Market sentiment was further impacted by Trump’s recent comments on Truth Social, where he called for military action against any Iranian vessels laying mines in the Strait of Hormuz and claimed the US had full control over the strategic waterway.

Meanwhile, Iran has largely restricted access through the strait, while Washington has imposed a blockade on Iranian ports. Shipping activity remained subdued, with Kpler data showing that only one oil products tanker entered the Gulf on Sunday. The Strait of Hormuz is a critical route for global energy markets, handling a significant share of the world’s seaborne crude exports, and any disruption continues to add a substantial geopolitical premium to oil prices.

WTI Oil

US 500

US equities closed mostly higher on Friday, with the US 500 and US Tech 100 finishing at fresh record highs as investors grew increasingly optimistic about the prospects for renewed US-Iran peace negotiations. Strong corporate earnings, particularly from Intel, also lifted sentiment and supported gains in the technology sector.

Market sentiment was helped by easing concerns over energy prices and lower interest rate expectations, which encouraged risk appetite heading into the weekend.

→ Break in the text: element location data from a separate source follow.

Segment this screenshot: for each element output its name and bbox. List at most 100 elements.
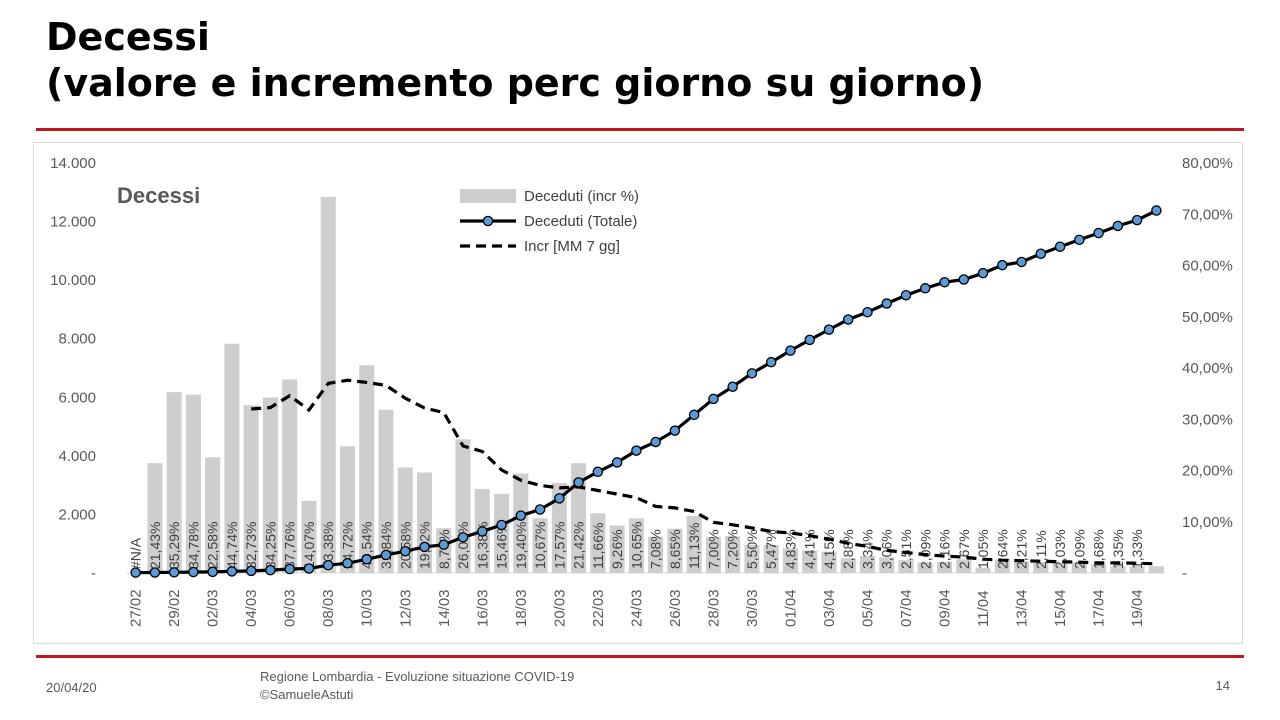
total-deaths-point — [823, 324, 835, 335]
bar-data-label: 32,73% — [243, 522, 259, 569]
bar — [802, 550, 818, 573]
bar-data-label: 4,15% — [821, 529, 837, 569]
bar-data-label: 73,38% — [320, 522, 336, 569]
bar — [937, 561, 953, 573]
total-deaths-point — [573, 477, 584, 488]
bar-data-label: 44,74% — [224, 522, 240, 569]
bar — [1014, 561, 1030, 573]
bar-data-label: 3,34% — [859, 529, 875, 569]
bar-data-label: 14,07% — [301, 522, 317, 569]
bar-data-label: 5,47% — [763, 529, 779, 569]
legend-label: Deceduti (Totale) — [524, 213, 637, 230]
y-right-tick-label: 30,00% — [1182, 411, 1233, 428]
bar — [205, 457, 221, 573]
legend-label: Deceduti (incr %) — [524, 188, 639, 205]
bar — [1148, 566, 1164, 573]
bar-data-label: 7,20% — [725, 529, 741, 569]
bar — [1052, 562, 1068, 573]
bar — [667, 528, 683, 573]
bar-data-label: 3,06% — [879, 529, 895, 569]
bar — [571, 463, 587, 573]
bar — [166, 392, 182, 573]
bar-data-label: 31,84% — [378, 522, 394, 569]
total-deaths-point — [265, 564, 276, 576]
bar-data-label: 2,67% — [956, 529, 972, 569]
legend-total-marker — [482, 215, 494, 227]
bar — [1071, 562, 1087, 573]
total-deaths-point — [1093, 227, 1104, 239]
x-tick-label: 19/04 — [1129, 589, 1146, 627]
total-deaths-point — [862, 306, 873, 318]
y-right-tick-label: 70,00% — [1182, 206, 1233, 223]
x-tick-label: 22/03 — [590, 589, 607, 627]
bar — [494, 493, 510, 573]
x-tick-label: 07/04 — [898, 589, 915, 627]
total-deaths-point — [438, 539, 450, 550]
title-divider — [36, 128, 1244, 131]
x-tick-label: 10/03 — [359, 589, 376, 627]
total-deaths-point — [1016, 256, 1027, 268]
y-left-tick-label: 14.000 — [50, 155, 96, 172]
y-right-tick-label: 20,00% — [1182, 463, 1233, 480]
total-deaths-point — [708, 393, 719, 405]
bar-data-label: 26,09% — [455, 522, 471, 569]
bar — [879, 557, 895, 573]
bar — [301, 500, 317, 573]
bar — [994, 559, 1010, 573]
x-tick-label: 24/03 — [628, 589, 645, 627]
bar — [513, 473, 529, 573]
bar-data-label: 2,16% — [937, 529, 953, 569]
x-tick-label: 16/03 — [474, 589, 491, 627]
total-deaths-point — [342, 557, 353, 569]
x-tick-label: 26/03 — [667, 589, 684, 627]
total-deaths-point — [400, 545, 411, 557]
bar — [224, 343, 240, 573]
bar — [609, 525, 625, 573]
bar-data-label: 2,09% — [917, 529, 933, 569]
bar-data-label: 22,58% — [205, 522, 221, 569]
total-deaths-point — [226, 566, 238, 577]
bar — [590, 513, 606, 573]
bar-data-label: 17,57% — [551, 522, 567, 569]
total-deaths-point — [920, 283, 931, 294]
title-line-2: (valore e incremento perc giorno su gior… — [46, 61, 985, 105]
bar-data-label: 2,51% — [898, 529, 914, 569]
bar — [378, 409, 394, 573]
bar — [705, 537, 721, 573]
bar-data-label: 1,68% — [1091, 529, 1107, 569]
bar — [840, 558, 856, 573]
bar-data-label: 15,46% — [494, 522, 510, 569]
x-tick-label: 09/04 — [937, 589, 954, 627]
x-tick-label: 06/03 — [282, 589, 299, 627]
bar-data-label: 11,66% — [590, 523, 606, 569]
bar — [898, 560, 914, 573]
x-tick-label: 30/03 — [744, 589, 761, 627]
bar — [975, 567, 991, 573]
total-deaths-point — [477, 526, 488, 537]
y-left-tick-label: 6.000 — [58, 389, 96, 406]
bar-data-label: 9,26% — [609, 529, 625, 569]
x-tick-label: 02/03 — [205, 589, 222, 627]
y-right-tick-label: 80,00% — [1182, 155, 1233, 172]
bar — [917, 562, 933, 573]
bar — [147, 463, 163, 573]
bar-data-label: 8,65% — [667, 529, 683, 569]
total-deaths-point — [380, 549, 392, 561]
x-tick-label: 18/03 — [513, 589, 530, 627]
bar-data-label: 4,41% — [802, 529, 818, 569]
legend: Deceduti (incr %) Deceduti (Totale) Incr [… — [460, 188, 639, 255]
bar-data-label: 37,76% — [282, 522, 298, 569]
bar-data-label: 1,35% — [1110, 529, 1126, 569]
total-deaths-point — [688, 409, 700, 421]
total-deaths-point — [130, 567, 141, 578]
bar-data-label: 24,72% — [339, 522, 355, 569]
bar-data-label: 5,50% — [744, 529, 760, 569]
total-deaths-point — [534, 504, 546, 515]
bar-data-label: 1,33% — [1129, 529, 1145, 569]
x-tick-label: 03/04 — [821, 589, 838, 627]
bar-data-label: 10,65% — [628, 522, 644, 569]
bar-data-label: 2,09% — [1071, 529, 1087, 569]
bar-data-label: 7,08% — [648, 529, 664, 569]
bar-data-label: 1,05% — [975, 529, 991, 569]
bar-data-label: 2,64% — [994, 529, 1010, 569]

Investors remained cautious over ongoing tensions in the Middle East, particularly around the Strait of Hormuz, where shipping disruptions and military standoffs have continued despite ceasefire extensions involving the United States, Iran, Israel, and Lebanon.

Technology stocks remained among the standout performers, with semiconductor shares leading the advance. The Philadelphia Semiconductor Index extended its longest daily winning streak in more than three decades, supported by upbeat earnings and continued enthusiasm surrounding artificial intelligence-related spending.

Recent earnings from major industry players reinforced confidence in robust demand for AI infrastructure, advanced chip manufacturing, and data center expansion.

Intel was among Friday’s biggest gainers after issuing an upbeat revenue outlook tied to rising AI data center demand. The company’s stronger guidance helped boost the broader tech sector and added to momentum in chip-related stocks.

Overall, strong earnings momentum, resilient technology leadership, and hopes for reduced geopolitical tensions helped keep Wall Street near record levels despite lingering global risks.